This is what Red Wall voters think about trans women. Spoiler: It’s the same as everyone else

This is what "Red Wall" voters think about transgender women and toilets

Just 35 per cent of “Red Wall” voters think that transgender women should be allowed to use female changing rooms – the exact same percentage as all British voters.

And 28 per cent of “Red Wall” voters think transgender women should not be allowed to use female changing rooms, compared with 27 per cent of all Britons.

The figures come from a new YouGov poll of people living in 51 constituencies across the North, Midlands, and North Wales that the Conservatives won from Labour at the 2019 general election – the so-called “Red Wall” voters that are seen as Labour’s lost heartlands.

Contrary to media stereotyping of “Red Wall” voters as socially conservative and hostile to progressive, socially liberal movements and policies, like trans rights, YouGov’s poll reveals that these voters attitudes’ towards trans women in particular are exactly in line with the rest of the country.

In fact on most issues polled, “Red Wall” voters have the same views as the population as a whole.

The latest YouGov figures match previous analysis of attitudes towards trans women and single-sex spaces carried out by the Equality and Human Rights Commission (EHRC).

According to figures from the EHRC, obtained from the 2019 British Social Attitudes survey (BSA), 76 per cent of people in the UK believe prejudice against transgender people is always or mostly wrong.

But the figures showed that within three years, the percentage of women who said they were comfortable with a trans woman using a women’s public toilet dropped from 72 per cent to 66 per cent.
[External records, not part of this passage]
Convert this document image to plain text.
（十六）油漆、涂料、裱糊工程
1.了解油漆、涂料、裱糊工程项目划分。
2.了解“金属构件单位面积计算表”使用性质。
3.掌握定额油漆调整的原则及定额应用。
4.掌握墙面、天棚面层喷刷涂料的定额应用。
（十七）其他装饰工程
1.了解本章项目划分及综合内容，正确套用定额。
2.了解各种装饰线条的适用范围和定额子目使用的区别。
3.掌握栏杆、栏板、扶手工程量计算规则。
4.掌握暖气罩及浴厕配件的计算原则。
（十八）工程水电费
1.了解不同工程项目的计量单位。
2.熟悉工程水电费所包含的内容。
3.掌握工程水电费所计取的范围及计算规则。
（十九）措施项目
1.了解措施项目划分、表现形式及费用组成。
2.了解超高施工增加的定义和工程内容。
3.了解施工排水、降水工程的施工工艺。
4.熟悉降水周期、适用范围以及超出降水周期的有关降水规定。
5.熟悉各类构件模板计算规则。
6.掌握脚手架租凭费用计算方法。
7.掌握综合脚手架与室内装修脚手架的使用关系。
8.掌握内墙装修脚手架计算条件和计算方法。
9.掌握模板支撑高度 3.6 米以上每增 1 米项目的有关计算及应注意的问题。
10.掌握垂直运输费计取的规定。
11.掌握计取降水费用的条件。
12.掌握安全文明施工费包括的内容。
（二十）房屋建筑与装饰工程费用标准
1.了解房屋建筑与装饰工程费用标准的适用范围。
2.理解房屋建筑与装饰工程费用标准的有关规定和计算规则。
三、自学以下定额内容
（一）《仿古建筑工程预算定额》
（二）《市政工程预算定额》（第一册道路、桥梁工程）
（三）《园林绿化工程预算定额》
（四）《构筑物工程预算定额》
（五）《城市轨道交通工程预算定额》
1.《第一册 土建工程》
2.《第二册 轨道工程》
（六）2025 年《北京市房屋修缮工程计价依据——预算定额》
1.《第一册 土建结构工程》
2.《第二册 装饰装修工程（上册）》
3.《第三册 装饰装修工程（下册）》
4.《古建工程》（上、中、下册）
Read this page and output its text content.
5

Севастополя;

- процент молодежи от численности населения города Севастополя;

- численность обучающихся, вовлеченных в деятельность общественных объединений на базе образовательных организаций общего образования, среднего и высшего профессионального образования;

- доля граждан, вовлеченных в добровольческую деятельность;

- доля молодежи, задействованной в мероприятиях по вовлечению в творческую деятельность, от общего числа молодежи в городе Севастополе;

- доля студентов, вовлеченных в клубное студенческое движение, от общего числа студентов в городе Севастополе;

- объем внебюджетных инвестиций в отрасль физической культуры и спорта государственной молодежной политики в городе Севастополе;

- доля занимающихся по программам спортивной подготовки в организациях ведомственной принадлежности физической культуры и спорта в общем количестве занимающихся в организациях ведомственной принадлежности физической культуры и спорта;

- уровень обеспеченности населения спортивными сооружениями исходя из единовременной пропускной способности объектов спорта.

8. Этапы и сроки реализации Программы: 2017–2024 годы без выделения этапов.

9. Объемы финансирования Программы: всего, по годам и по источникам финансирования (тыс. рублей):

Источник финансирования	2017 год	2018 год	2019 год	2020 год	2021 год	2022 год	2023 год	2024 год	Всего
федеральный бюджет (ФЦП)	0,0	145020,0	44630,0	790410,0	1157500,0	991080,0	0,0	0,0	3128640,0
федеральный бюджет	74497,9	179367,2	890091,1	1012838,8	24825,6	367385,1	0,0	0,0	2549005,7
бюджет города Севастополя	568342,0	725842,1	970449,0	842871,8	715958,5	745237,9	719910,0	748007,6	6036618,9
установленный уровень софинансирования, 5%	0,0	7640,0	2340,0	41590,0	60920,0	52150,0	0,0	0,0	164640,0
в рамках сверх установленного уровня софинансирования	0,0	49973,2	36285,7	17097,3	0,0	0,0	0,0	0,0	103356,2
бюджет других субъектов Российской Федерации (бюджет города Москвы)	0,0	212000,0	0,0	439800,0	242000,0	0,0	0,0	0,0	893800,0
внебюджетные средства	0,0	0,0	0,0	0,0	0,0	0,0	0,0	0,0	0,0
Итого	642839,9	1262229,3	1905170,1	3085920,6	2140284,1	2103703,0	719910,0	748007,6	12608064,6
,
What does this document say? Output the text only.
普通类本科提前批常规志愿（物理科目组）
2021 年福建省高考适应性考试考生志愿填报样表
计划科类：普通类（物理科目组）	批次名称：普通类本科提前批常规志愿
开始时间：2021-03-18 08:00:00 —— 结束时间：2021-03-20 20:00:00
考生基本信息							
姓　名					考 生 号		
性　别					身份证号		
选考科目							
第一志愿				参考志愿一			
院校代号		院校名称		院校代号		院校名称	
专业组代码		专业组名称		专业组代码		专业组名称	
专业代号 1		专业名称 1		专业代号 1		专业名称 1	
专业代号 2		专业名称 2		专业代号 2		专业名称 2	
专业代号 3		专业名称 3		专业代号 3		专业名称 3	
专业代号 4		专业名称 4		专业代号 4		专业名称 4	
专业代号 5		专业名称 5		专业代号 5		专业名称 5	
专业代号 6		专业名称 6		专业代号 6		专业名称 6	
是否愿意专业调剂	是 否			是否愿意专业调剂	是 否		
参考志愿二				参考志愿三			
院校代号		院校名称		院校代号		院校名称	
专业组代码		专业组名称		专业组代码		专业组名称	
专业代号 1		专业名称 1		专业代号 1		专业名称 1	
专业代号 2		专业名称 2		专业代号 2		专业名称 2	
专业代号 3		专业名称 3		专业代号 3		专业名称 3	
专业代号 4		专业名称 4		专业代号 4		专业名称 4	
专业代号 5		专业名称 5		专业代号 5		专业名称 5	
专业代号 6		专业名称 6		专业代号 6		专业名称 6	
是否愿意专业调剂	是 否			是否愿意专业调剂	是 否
The proportion of men who said they would be comfortable with a trans man using men’s public toilets also dropped from 64 per cent to 58 per cent.

Labour, the Red Wall and transphobia

YouGov’s figures come as calls for Keir Starmer to condemn alleged transphobia in the Labour party have been repeatedly ignored over the past 10 months.

In particular, LGBT+ Labour, dozens of student Labour groups and hundreds of Labour members, activists, trade union reps and councillors have demanded Starmer suspend Canterbury MP Rosie Duffield for her repeated anti-trans comments.

Two staffers quit Duffield’s team in 2020, saying that her opinions and comments about trans people are “overtly transphobic” and “detrimental to the welfare of the trans community”. A lesbian who quit in August told Duffield that her views on trans rights made continuing to work for her “untenable”.

After the second woman resigned, Duffield outed her on Twitter – leading to the trade union for MP’s staff condemning Duffield for “abusing her position” and calling for the Labour Party to immediately launch a formal investigation.

In all of this, there was almost total silence from Labour’s leadership.

Deputy leader Angela Rayner was the only senior Labour politician to publicly comment on the row engulfing Duffield, saying in October 2020 that Duffield should “reflect” on her comments.

But instead the MP escalated tensions in an interview with The Times, condemning the criticism of her views on trans issues as “base, pure misogyny”, while insisting she “isn’t anti-trans”.

Asked days later by the BBC if he was “afraid to take a stand” after Duffield said she was being labelled a transphobe and sent death threats, Starmer said: “No, I think we’ve got to improve the situation here. The Gender Recognition Act is a step in the right direction, it doesn’t go far enough.”

He continued: “But what we’ve got to do is detoxify this discussion. We’ve got people having a very bitter argument.

“If we’re really going to make progress, and I think we can, we need to have a much better debate about it so that we can actually make that progress.”

Duffield has previously denied she is transphobic, with a spokesperson for the MP telling LabourList in September 2020: “Rosie fully supports trans rights. She believes passionately that people have the right to live with dignity and be treated with respect in an equal and inclusive society.”